I don’t know why, but afterwards I just felt so empty. Not that I had put on any weight or anything; I just felt physically empty. I could physically feel the lack of my baby’s presence. I wasn’t bloated anymore. I didn’t throw up anymore. I didn’t feel nauseous. It felt wrong to just go back to my life as if nothing had happened. I had erased all evidence of my baby.

After a couple months of therapy and many self-help books, I was finally able to cope with my abortion. Sometimes, I still think about how old my baby would be if I had decided to keep him or her. I also wonder if it would have been a boy or a girl. There are so many questions and so many things that I wish I could tell my baby. I wish I could apologize. I wish I could explain. I wish I could tell it how much I loved it, even though I didn’t want it.

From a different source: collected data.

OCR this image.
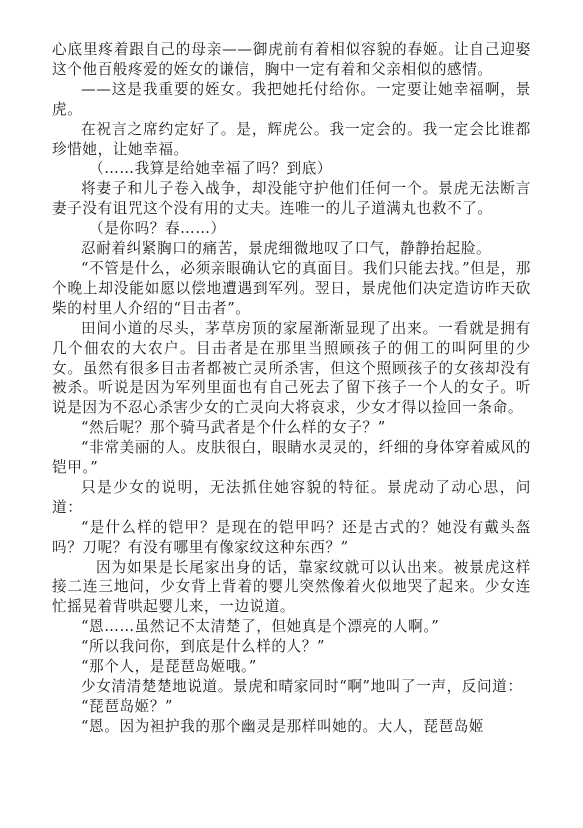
心底里疼着跟自己的母亲——御虎前有着相似容貌的春姬。让自己迎娶这个他百般疼爱的姪女的谦信，胸中一定有着和父亲相似的感情。

——这是我重要的姪女。我把她托付给你。一定要让她幸福啊，景虎。

在祝言之席约定好了。是，辉虎公。我一定会的。我一定会比谁都珍惜她，让她幸福。

（……我算是给她幸福了吗？到底）

将妻子和儿子卷入战争，却没能守护他们任何一个。景虎无法断言妻子没有诅咒这个没有用的丈夫。连唯一的儿子道满丸也救不了。

（是你吗？春……）

忍耐着纠紧胸口的痛苦，景虎细微地叹了口气，静静抬起脸。

“不管是什么，必须亲眼确认它的真面目。我们只能去找。”但是，那个晚上却没能如愿以偿地遭遇到军列。翌日，景虎他们决定造访昨天砍柴的村里人介绍的“目击者”。

田间小道的尽头，茅草房顶的家屋渐渐显现了出来。一看就是拥有几个佃农的大农户。目击者是在那里当照顾孩子的佣工的叫阿里的少女。虽然有很多目击者都被亡灵所杀害，但这个照顾孩子的女孩却没有被杀。听说是因为军列里面也有自己死去了留下孩子一个人的女子。听说是因为不忍心杀害少女的亡灵向大将哀求，少女才得以捡回一条命。

“然后呢？那个骑马武者是个什么样的女子？”

“非常美丽的人。皮肤很白，眼睛水灵灵的，纤细的身体穿着威风的铠甲。”

只是少女的说明，无法抓住她容貌的特征。景虎动了动心思，问道：

“是什么样的铠甲？是现在的铠甲吗？还是古式的？她没有戴头盔吗？刀呢？有没有哪里有像家纹这种东西？”

因为如果是长尾家出身的话，靠家纹就可以认出来。被景虎这样接二连三地问，少女背上背着的婴儿突然像着火似地哭了起来。少女连忙摇晃着背哄起婴儿来，一边说道。

“恩……虽然记不太清楚了，但她真是个漂亮的人啊。”

“所以我问你，到底是什么样的人？”

“那个人，是琵琶岛姬哦。”

少女清清楚楚地说道。景虎和晴家同时“啊”地叫了一声，反问道：

“琵琶岛姬？”

“恩。因为袒护我的那个幽灵是那样叫她的。大人，琵琶岛姬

There are some things in life that you will never get over. You will carry these things in your heart from the day you made your decision until the day you leave this world. They might be common knowledge, dark secrets, or white lies, but whatever it is, you hide it deep inside your soul under layers of scarring. After a while, what happened feels like a lifetime ago, something that you know happened, but still don’t really like it did. Something you can barely remember — probably because it hurt so much that you had to force yourself to forget it just to move on. And you will move on with your life, but at any moment, a reminder can send you spiraling back. Free-falling back into the hole you tried so hard to bury — to that decision that changed your life forever.